“I’m so glad!” Anne was making an evident effort at expansiveness. “That’s jolly of you—like this we shall be on the same floor.”
“Ah, you’ve kept the rooms you had—?” Kate didn’t know how to put it.
“Yes: the old nursery. First it was turned into a schoolroom, then into my den. One gets attached to places. I never should have felt at home anywhere else. Come and see.”
Ah, here, at last, in the grim middle-aged house, were youth and renovation! The nursery, having changed its use, had perforce had to change its appearance. Japanese walls of reddish gold; a few modern pictures; books; a budding wistaria in a vase of Corean pottery; big tables, capacious armchairs, an ungirlish absence of photographs and personal trifles. Not particularly original; but a sober handsome room, and comfortable, though so far from “cosy.” Kate wondered: “Is it her own idea, or is this what the new girl likes?” She recalled the pink and white trifles congesting her maiden bower, and felt as if a rather serious-minded son were showing her his study. An Airedale terrier, stretched before the fire, reinforced the impression. She didn’t believe many of the new girls had rooms like this.

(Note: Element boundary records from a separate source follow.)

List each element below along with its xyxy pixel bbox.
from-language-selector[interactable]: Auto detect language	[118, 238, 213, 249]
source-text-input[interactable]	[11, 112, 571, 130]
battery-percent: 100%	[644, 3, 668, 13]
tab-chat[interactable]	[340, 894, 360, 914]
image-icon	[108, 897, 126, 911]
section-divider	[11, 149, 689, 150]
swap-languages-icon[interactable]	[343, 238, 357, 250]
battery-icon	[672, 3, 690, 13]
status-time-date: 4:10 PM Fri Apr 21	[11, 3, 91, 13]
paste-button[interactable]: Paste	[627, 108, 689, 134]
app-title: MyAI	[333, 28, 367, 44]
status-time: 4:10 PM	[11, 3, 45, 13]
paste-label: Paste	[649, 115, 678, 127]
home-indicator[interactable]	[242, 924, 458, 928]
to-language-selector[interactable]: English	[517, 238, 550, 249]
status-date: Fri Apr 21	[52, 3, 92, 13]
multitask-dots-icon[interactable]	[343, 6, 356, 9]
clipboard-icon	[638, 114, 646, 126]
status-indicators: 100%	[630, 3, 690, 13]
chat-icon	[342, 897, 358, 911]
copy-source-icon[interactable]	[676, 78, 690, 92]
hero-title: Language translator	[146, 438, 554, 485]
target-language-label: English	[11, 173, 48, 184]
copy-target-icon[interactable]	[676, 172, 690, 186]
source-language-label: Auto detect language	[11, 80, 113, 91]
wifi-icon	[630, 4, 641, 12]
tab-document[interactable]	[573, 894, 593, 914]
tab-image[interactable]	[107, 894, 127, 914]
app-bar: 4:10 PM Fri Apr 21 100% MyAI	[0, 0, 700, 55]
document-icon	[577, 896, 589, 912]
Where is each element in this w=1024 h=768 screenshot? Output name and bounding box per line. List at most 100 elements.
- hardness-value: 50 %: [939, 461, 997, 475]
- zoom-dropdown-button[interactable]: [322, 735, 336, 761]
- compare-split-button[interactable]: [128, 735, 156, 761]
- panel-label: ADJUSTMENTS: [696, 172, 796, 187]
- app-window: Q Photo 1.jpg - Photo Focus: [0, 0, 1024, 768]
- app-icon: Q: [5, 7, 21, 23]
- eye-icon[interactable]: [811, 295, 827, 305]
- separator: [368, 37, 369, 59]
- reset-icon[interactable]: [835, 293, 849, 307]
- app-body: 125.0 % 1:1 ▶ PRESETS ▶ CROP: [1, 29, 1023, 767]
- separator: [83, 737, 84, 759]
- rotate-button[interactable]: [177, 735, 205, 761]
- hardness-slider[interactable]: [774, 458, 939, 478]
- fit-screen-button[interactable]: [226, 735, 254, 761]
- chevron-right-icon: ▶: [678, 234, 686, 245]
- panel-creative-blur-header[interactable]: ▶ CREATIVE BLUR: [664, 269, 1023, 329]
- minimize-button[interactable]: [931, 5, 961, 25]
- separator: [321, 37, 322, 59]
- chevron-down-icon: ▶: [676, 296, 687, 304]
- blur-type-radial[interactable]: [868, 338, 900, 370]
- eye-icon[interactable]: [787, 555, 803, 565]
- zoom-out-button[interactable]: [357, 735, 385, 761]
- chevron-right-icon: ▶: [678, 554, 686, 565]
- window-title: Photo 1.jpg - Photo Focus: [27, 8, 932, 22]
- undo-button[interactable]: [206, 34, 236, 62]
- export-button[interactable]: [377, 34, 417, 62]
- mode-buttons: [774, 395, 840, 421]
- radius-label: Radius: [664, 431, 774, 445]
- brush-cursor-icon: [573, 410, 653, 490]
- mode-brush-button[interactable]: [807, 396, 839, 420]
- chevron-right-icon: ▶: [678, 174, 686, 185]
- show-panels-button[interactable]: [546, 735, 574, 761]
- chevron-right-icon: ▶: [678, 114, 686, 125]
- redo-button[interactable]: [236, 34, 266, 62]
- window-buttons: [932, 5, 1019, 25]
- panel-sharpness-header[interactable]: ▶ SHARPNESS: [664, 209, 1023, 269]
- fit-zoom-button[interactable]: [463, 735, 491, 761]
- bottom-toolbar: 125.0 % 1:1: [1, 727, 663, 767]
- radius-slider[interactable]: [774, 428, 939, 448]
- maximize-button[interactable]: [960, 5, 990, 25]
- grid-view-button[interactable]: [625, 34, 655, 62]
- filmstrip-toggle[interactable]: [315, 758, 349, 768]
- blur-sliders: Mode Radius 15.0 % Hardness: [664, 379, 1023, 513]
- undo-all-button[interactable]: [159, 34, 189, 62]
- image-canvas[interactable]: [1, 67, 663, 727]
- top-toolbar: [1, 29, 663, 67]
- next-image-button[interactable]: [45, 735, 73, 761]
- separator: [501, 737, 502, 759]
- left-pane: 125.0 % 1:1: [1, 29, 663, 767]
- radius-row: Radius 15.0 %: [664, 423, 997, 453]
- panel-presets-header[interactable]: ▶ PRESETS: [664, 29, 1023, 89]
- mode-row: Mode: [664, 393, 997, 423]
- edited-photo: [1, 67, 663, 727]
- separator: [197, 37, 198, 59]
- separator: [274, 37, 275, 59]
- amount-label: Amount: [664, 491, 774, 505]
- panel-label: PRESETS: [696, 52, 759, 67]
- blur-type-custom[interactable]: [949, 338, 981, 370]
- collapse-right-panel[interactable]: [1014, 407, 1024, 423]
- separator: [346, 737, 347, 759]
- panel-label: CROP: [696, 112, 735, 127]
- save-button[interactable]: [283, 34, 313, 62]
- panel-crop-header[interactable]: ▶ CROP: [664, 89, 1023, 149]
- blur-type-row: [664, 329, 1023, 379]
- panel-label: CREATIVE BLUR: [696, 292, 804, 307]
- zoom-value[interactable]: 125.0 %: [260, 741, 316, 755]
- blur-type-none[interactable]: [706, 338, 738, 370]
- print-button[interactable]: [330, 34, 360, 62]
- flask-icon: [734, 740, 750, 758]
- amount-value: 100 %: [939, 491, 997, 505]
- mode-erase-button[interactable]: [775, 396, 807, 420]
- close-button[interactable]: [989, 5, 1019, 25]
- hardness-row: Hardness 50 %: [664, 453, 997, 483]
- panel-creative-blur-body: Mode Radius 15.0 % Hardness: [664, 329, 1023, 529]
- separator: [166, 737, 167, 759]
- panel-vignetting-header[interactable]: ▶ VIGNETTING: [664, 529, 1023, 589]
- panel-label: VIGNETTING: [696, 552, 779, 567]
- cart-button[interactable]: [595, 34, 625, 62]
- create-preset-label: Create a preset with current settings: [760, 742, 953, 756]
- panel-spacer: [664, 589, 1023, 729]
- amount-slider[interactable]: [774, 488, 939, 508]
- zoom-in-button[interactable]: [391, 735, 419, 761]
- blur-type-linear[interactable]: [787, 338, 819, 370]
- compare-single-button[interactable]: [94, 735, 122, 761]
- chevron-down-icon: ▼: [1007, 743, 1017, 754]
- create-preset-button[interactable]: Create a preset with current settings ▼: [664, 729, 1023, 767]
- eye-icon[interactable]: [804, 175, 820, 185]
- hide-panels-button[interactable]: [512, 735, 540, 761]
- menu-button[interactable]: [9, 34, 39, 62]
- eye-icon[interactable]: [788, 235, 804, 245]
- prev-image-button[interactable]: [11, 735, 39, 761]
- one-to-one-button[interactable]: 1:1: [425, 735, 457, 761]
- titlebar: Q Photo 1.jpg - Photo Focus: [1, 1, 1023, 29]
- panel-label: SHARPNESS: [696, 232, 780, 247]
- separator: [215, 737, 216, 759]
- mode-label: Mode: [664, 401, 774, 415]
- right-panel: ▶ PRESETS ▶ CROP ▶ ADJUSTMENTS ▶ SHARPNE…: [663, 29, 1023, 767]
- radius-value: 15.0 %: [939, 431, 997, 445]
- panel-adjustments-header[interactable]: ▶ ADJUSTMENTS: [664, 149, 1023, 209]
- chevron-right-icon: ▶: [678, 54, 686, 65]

“It’s all your own idea, isn’t it?” she asked, almost shyly.
“I don’t know—yes. Uncle Fred helped me, of course. He knows a lot about Oriental pottery. I called him ‘Uncle’ after father died,” Anne explained, “because there’s nothing else to call a guardian, is there?”
On the wall Kate noticed a rough but vivid oil-sketch of a branch of magnolias. She went up to it, attracted by its purity of colour. “I like that,” she said.
Anne’s eyes deepened. “Do you? I did it.”
“You, dear? I didn’t know you painted.” Kate felt herself suddenly blushing; the abyss of all she didn’t know about her daughter had once more opened before her, and she just managed to murmur: “I mean, not like this. It’s very broad—very sure. You must have worked....”
The girl laughed, caught in the contagion of her mother’s embarrassment. “Yes, I’ve worked hard—I care for it a great deal.”